L'éphémère secrétaire d'Etat au Commerce extérieur en 2014, Thomas Thévenoud, a reconnu jeudi devant le tribunal correctionnel de Paris qu'invoquer une "phobie administrative" pour justifier ses problèmes avec le fisc était une "bêtise". Le député socialiste et son épouse Sandra ont comparu pour ne pas avoir déclaré leurs revenus en 2012 ou l'avoir fait hors délais prescrits pour les années 2009 à 2013.

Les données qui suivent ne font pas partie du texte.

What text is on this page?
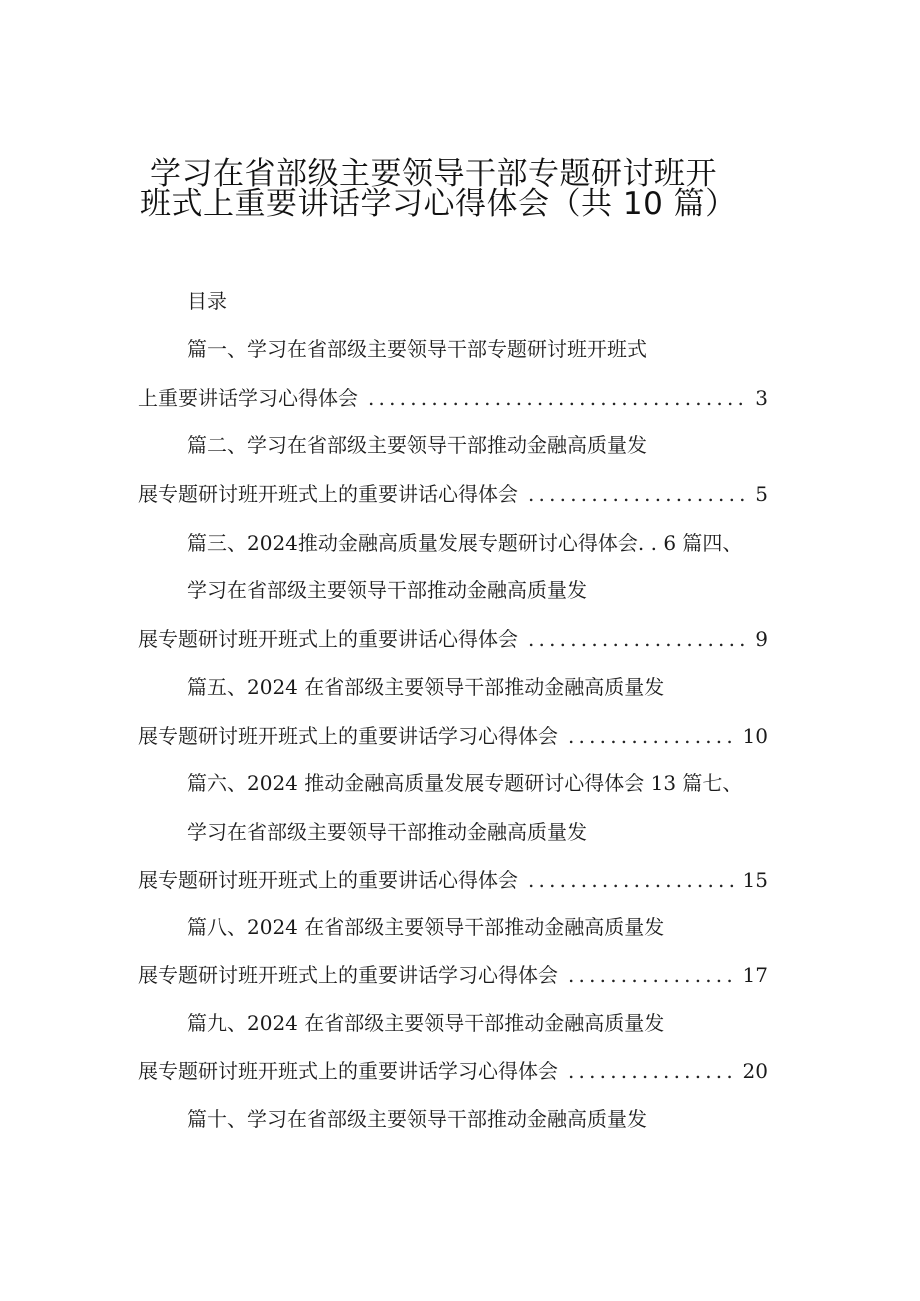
学习在省部级主要领导干部专题研讨班开
班式上重要讲话学习心得体会（共 10 篇）
目录
篇一、学习在省部级主要领导干部专题研讨班开班式
上重要讲话学习心得体会 .....	3
篇二、学习在省部级主要领导干部推动金融高质量发
展专题研讨班开班式上的重要讲话心得体会 .....	5
篇三、2024推动金融高质量发展专题研讨心得体会. . 6 篇四、
学习在省部级主要领导干部推动金融高质量发
展专题研讨班开班式上的重要讲话心得体会 .....	9
篇五、2024 在省部级主要领导干部推动金融高质量发
展专题研讨班开班式上的重要讲话学习心得体会 .....	10
篇六、2024 推动金融高质量发展专题研讨心得体会 13 篇七、
学习在省部级主要领导干部推动金融高质量发
展专题研讨班开班式上的重要讲话心得体会 .....	15
篇八、2024 在省部级主要领导干部推动金融高质量发
展专题研讨班开班式上的重要讲话学习心得体会 .....	17
篇九、2024 在省部级主要领导干部推动金融高质量发
展专题研讨班开班式上的重要讲话学习心得体会 .....	20
篇十、学习在省部级主要领导干部推动金融高质量发
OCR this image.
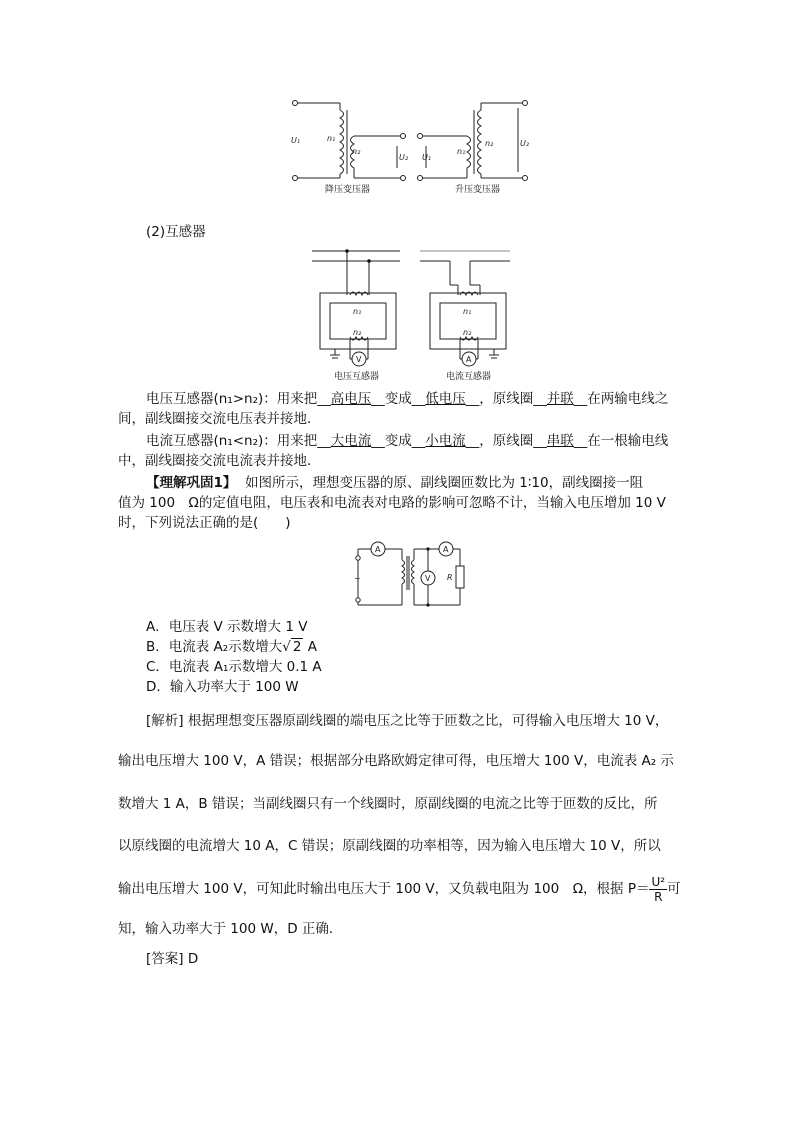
U₁	n₁
n₂
U₂ U₁
n₁
n₂	U₂
降压变压器	升压变压器
(2)互感器
n₁
n₂
n₁
n₂
V	A
电压互感器	电流互感器
电压互感器(n₁>n₂)：用来把__高电压__变成__低电压__，原线圈__并联__在两输电线之
间，副线圈接交流电压表并接地．
电流互感器(n₁<n₂)：用来把__大电流__变成__小电流__，原线圈__串联__在一根输电线
中，副线圈接交流电流表并接地．
【理解巩固1】 如图所示，理想变压器的原、副线圈匝数比为 1∶10，副线圈接一阻
值为 100　Ω的定值电阻，电压表和电流表对电路的影响可忽略不计，当输入电压增加 10 V
时，下列说法正确的是(　　)
A	A
V R
~
A．电压表 V 示数增大 1 V
B．电流表 A₂示数增大√ 2 A
C．电流表 A₁示数增大 0.1 A
D．输入功率大于 100 W
[解析] 根据理想变压器原副线圈的端电压之比等于匝数之比，可得输入电压增大 10 V，
输出电压增大 100 V，A 错误；根据部分电路欧姆定律可得，电压增大 100 V，电流表 A₂ 示
数增大 1 A，B 错误；当副线圈只有一个线圈时，原副线圈的电流之比等于匝数的反比，所
以原线圈的电流增大 10 A，C 错误；原副线圈的功率相等，因为输入电压增大 10 V，所以
输出电压增大 100 V，可知此时输出电压大于 100 V，又负载电阻为 100　Ω，根据 $P= \frac{\text{U²}}{R}$ 可
知，输入功率大于 100 W，D 正确．
[答案] D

Celui qui était considéré comme une étoile montante du Parti socialiste et du gouvernement avait notamment invoqué une "phobie administrative" pour expliquer ces manquements. L'affaire tombait d'autant plus mal pour le chef de l'Etat, François Hollande, qu'elle suivait de peu le scandale du compte à l'étranger du ministre du Budget, Jérôme Cahuzac, champion affiché de la lutte contre la fraude fiscale, contraint, lui aussi, à la démission, le 19 mars 2013.

"Je m'interroge encore." Invoquer une "phobie administrative (...) a fait rire la France entière, c'est une bêtise, c'était s'abriter derrière une maladie et se chercher des excuses", a dit Thomas Thévenoud à la barre. "Je me dis 'pourquoi j'ai dit ça, d'où me vient cette expression ?' "Je n'en sais rien au moment où je le dis." "Je cherche toujours l'explication de ce dysfonctionnement, je m'interroge encore", a-t-il ajouté en précisant qu'il prenait des cours de droit pour passer le concours du barreau et qu'il ne serait pas candidat aux prochaines législatives.

L'administration fiscale a recouvré entre 2013 et 2014 l'intégralité des impôt dus, majorés des pénalités de retard correspondantes, ce que l'avocat du couple, Me Martin Reynaud, a fait valoir pour estimer qu'ils n'avaient rien à faire devant un tribunal correctionnel.